Hot tips. Impeccable sources. Home cooks are as hungry for insider information as lobbyists on Capitol Hill.
As a professionally trained chef who teaches others how to cook, Linda Carucci has been sharing insider information for 20 years. Some of her students have gone on to become chefs. But at heart, she is an advocate for everyday cooks. "Consider me your own personal kitchen buttinsky," the Oakland, Calif., resident often says at the start of a class.
And it is everyday cooks for whom she has produced her first book, "Cooking School Secrets for Real World Cooks" (Chronicle Books, $22.95, paperback), released this summer.
In it, she shares hundreds of tidbits. Among them: how to make risotto six hours ahead (refrigerate it midway through adding the stock); why you shouldn't put overly wet meat on the grill (it prevents the meat from caramelizing properly); and what the correct water temperature is for washing wash leeks (warm).
Cookbooks written by cooking school instructors are nothing new. What separates Carucci's from many of the other efforts is that it is unusually accessible and well organized. Its 103 recipes were triple-tested by 116 home cooks across the country.
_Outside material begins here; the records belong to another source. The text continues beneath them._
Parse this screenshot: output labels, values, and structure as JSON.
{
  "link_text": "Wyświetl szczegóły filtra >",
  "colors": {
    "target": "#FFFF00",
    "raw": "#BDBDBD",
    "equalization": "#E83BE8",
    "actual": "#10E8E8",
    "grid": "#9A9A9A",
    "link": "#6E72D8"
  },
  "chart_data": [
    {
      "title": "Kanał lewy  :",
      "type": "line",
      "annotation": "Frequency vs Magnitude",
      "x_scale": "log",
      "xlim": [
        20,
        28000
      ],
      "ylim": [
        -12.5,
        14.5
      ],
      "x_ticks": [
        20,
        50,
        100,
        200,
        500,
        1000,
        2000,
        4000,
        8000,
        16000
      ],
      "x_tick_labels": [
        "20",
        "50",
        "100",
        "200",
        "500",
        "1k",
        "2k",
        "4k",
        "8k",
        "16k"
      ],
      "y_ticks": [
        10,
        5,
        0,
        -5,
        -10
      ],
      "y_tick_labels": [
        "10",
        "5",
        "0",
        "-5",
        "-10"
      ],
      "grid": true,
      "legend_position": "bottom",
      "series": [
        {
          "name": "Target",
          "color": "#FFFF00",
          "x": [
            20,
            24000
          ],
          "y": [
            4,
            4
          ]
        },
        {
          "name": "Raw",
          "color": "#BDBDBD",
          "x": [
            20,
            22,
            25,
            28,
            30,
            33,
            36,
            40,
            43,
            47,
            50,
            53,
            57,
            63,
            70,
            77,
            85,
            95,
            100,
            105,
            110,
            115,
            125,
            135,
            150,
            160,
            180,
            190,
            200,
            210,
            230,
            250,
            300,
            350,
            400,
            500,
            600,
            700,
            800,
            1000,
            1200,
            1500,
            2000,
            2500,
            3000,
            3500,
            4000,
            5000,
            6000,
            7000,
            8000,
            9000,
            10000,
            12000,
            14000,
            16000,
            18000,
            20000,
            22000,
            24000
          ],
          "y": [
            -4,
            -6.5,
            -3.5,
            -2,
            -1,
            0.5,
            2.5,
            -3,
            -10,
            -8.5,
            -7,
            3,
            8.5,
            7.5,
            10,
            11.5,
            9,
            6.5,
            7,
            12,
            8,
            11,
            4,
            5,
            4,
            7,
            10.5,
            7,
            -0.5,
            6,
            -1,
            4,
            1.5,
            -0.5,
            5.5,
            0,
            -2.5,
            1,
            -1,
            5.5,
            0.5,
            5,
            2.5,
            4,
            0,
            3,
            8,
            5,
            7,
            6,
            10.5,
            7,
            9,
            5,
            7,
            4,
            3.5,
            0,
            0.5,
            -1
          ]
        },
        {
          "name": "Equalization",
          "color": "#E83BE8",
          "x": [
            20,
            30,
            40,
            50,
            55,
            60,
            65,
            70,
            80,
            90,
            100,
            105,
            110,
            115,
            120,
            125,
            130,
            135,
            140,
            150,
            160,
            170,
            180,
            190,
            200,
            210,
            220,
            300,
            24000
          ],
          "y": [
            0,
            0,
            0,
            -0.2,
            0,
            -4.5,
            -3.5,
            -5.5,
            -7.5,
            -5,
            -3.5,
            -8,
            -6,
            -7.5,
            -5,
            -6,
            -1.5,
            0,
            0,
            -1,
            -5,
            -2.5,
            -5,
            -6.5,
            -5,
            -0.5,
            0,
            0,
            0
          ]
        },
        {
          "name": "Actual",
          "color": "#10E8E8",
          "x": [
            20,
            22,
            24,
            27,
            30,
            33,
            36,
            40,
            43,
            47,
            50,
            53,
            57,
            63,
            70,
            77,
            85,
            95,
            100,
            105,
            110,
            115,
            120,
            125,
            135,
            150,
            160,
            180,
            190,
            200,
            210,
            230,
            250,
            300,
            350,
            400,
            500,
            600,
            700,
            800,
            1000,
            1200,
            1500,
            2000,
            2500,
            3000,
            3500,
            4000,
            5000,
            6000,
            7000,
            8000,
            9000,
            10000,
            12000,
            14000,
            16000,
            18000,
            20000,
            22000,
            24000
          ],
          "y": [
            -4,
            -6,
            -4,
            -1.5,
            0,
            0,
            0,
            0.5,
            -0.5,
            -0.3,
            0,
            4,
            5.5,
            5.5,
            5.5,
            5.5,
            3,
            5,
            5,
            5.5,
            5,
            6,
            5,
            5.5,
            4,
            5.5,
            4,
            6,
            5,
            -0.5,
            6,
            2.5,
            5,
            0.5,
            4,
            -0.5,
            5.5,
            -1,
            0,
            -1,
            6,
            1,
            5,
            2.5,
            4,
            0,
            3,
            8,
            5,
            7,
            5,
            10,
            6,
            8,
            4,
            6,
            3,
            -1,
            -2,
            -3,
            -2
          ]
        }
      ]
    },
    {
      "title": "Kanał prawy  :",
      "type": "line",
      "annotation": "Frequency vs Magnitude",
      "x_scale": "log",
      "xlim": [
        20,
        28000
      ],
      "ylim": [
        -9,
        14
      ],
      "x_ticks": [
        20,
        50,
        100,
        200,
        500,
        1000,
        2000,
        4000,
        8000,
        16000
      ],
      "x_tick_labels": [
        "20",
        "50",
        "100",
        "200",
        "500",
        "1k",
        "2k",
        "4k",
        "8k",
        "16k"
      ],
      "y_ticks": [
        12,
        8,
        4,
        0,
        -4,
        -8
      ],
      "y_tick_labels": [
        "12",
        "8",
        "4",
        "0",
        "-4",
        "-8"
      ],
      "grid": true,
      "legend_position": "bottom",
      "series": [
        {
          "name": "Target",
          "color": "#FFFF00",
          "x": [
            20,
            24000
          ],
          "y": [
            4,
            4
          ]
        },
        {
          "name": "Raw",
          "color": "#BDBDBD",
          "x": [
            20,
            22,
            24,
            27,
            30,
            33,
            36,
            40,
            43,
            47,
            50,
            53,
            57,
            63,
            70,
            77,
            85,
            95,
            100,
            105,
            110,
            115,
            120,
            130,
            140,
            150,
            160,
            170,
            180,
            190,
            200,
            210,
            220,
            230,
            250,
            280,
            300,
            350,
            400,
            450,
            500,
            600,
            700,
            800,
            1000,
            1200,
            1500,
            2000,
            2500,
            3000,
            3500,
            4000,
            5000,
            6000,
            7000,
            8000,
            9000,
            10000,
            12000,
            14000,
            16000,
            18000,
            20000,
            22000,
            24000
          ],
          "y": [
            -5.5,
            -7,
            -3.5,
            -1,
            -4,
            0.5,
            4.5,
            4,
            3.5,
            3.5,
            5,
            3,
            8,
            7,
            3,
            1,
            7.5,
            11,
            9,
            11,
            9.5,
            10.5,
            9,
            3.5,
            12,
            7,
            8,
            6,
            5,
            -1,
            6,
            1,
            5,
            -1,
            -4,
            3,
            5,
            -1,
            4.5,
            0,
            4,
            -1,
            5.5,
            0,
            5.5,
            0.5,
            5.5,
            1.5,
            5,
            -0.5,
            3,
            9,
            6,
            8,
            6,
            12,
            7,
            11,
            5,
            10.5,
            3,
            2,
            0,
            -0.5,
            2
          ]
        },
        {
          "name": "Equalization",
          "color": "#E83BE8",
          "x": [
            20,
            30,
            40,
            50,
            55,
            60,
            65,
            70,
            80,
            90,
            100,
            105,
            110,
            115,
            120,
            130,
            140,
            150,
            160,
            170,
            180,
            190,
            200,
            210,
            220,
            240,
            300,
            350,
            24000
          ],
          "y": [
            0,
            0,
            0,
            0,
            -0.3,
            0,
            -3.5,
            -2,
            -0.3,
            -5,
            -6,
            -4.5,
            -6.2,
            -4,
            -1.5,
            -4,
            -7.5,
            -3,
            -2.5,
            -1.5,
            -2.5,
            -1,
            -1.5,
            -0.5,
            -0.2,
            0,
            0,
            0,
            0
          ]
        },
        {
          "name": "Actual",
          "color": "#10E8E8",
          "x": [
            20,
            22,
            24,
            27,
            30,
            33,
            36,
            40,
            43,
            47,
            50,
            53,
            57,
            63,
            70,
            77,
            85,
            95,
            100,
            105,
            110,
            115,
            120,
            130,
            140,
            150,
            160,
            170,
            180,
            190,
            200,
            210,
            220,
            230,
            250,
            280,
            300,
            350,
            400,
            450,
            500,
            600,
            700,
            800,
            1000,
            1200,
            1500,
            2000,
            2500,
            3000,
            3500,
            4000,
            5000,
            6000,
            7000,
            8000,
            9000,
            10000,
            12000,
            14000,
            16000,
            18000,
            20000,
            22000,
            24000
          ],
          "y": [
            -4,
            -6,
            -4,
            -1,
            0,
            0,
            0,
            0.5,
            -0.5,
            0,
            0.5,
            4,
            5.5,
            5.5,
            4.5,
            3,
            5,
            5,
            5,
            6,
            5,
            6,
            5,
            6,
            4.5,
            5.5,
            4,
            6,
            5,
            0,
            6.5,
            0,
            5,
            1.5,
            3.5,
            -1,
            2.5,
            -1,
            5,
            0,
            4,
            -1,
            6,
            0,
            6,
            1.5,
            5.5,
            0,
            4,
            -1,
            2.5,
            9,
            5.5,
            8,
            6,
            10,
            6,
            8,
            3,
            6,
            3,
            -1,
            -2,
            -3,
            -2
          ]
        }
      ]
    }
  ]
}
Since being a good teacher also means being a good listener, Carucci has incorporated many of the questions that came up during recipe testing.
The book's accompanying Recipe Secrets are set along the margins of most pages. For her Tomato-Cheddar Soup (see recipe, Page 2), Carucci explains the benefits of a mere quarter-teaspoon of baking soda; when it is added, the mixture should foam up a bit and then subside, which proves that the soda is active. To coax the most flavor from blanched vegetables, she advises salting them twice (the water they're cooked in and the ice-water bath afterward).
Carucci, 49, has a natural gift for instruction. It comes across in her book, which is already in its second printing -- a considerable achievement for a cookbook that isn't tied to a television-chef persona -- and during her classes. She is precise, but not fussy.
During a recent Saturday morning class at the Sur La Table store in Arlington, her instructions to a few dozen cooks were as clear as those in the book, and they took into consideration the conditions that home cooks face. Sur La Table's volunteer assistants that day could pick up tips just by watching Carucci set up. For instance, she took the label from the package of lamb and stuck it on the dish the meat was marinating in so she could remember its weight. Her prep trays were stacked on the wheeled rack in order of use.
Carucci has worked as a private chef, restaurant cook-manager and caterer. Along the way, she earned the respect of such well-known California chefs as Thomas Keller, who called her the consummate chef and coach. And in 2002, she was named Cooking Teacher of the Year by the International Association of Culinary Professionals.
For the past year, she has been the Julia Child curator of food arts at the American Center for Wine Food & the Arts in Napa, Calif. She considers it a "dream job."
There's only one problem, familiar to home cooks: There's no time to make dinner.
"I had no idea while I was writing this book that I'd accept the full-time-plus food curator position, close down my home cooking school and join the ranks of working stiffs who come home after work every day and make supper," Carucci says.
These days, she typically resorts to taking salmon or pork chops out of the freezer in the morning for her husband to prepare. Fortunately, she says, he has a new cookbook to guide him.